To prove that, let's assume such a function exists. Then, there must exists $a\in R_+$ such that:
$$\frac{-f''}{f'}>\frac{1}{x}\Leftrightarrow\frac{-f''}{f'}-\frac{1}{x}-a=0$$
If we rearrange this function a bit by taking $y=x+w$, we have:
$$-\frac{f''(y)}{f'(y)}=\frac{1+a(y-w)}{y-w}\qquad\text{(1)}$$
Expression (1) is a second-order nonlinear ordinary differential equation.

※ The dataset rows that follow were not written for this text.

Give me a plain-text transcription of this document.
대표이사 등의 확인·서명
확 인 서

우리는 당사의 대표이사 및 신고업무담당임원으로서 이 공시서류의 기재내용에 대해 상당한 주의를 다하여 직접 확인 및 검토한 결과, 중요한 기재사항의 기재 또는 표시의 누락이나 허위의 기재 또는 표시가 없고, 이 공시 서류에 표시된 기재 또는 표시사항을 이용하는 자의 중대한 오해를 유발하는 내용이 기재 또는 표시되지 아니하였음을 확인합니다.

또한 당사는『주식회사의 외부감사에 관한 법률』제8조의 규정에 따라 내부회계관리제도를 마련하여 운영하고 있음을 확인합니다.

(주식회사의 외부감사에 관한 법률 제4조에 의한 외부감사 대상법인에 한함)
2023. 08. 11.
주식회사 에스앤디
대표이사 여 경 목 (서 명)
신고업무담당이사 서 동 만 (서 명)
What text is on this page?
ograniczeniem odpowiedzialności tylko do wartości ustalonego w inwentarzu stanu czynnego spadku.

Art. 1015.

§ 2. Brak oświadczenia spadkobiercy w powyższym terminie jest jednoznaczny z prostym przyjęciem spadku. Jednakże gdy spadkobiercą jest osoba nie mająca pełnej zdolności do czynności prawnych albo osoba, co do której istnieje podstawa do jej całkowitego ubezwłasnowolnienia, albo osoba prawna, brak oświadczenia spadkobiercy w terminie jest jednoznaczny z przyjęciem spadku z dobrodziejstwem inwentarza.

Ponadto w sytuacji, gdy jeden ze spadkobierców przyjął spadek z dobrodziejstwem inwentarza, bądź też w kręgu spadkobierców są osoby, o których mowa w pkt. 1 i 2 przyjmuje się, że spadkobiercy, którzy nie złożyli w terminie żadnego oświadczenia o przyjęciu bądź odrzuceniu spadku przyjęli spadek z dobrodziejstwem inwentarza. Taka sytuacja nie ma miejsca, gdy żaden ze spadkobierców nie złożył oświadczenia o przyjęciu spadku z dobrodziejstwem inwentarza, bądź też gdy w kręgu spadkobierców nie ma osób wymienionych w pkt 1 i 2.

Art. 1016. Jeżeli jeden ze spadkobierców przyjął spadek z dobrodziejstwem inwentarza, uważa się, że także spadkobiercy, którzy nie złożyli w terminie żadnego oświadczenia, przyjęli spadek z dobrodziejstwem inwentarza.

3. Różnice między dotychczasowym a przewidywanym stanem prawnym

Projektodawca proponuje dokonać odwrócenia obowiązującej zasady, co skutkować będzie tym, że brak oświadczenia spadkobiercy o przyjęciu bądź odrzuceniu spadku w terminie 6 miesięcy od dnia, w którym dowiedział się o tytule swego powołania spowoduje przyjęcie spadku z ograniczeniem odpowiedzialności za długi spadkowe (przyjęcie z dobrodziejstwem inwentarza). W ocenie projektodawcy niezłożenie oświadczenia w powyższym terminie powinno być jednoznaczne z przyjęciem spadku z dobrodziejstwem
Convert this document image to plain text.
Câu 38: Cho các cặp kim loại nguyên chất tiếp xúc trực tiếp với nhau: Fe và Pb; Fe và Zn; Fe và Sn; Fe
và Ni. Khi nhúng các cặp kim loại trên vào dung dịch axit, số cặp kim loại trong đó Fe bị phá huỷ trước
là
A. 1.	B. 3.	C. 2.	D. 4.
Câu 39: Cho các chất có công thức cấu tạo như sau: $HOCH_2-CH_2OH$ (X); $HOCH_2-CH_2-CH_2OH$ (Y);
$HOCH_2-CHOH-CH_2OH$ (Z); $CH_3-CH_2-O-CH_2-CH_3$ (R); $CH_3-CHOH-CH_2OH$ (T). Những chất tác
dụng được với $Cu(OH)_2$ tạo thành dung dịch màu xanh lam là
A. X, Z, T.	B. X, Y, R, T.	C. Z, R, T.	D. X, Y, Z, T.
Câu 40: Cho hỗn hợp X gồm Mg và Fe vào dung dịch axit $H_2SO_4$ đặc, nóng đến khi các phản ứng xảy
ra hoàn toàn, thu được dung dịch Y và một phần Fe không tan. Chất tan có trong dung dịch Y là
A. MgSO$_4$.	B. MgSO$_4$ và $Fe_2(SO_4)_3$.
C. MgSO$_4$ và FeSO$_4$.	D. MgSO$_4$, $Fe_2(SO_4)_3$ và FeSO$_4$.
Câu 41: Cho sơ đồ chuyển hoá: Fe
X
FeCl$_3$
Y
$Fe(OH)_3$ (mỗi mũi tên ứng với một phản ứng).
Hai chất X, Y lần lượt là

Solving it (here pardon my laziness, I used Wolfram) gives:
$$f(y)=\int_1^{y}exp\bigg(\int_{1}^{\phi}\frac{a(\rho-w)+1}{w-\rho}d\rho\bigg)c_1d\phi+c_2$$
Taking the derivative of $f$ we get:
$$f'(y)=exp\bigg(\int_1^{y}\frac{a(\rho-w)+1}{w-\rho}d\rho\bigg)c_1$$
So we do have the condition $f'>0$ fulfilled as long as $c_1>0$. Taking the second-order derivative of $f$, we get:
$$f''(y)=\frac{a(y-w)+1}{w-y}exp\bigg(\int_1^{y}\frac{a(\rho-w)+1}{w-\rho}d\rho\bigg)c_1$$
This expression is negative if and only if:
$$\frac{a(y-w)+1}{w-y}>0$$
Using the fact that $x=y-w$:
$$-\frac{1+ax}{x}>0\Leftrightarrow x<-\frac{1}{a}$$
We have a contradiction -- if I did not make any mistake in the computations -- there does not exist a DARA utility function where $A(x)>\frac{1}{x}$, for all $x\in R_+$.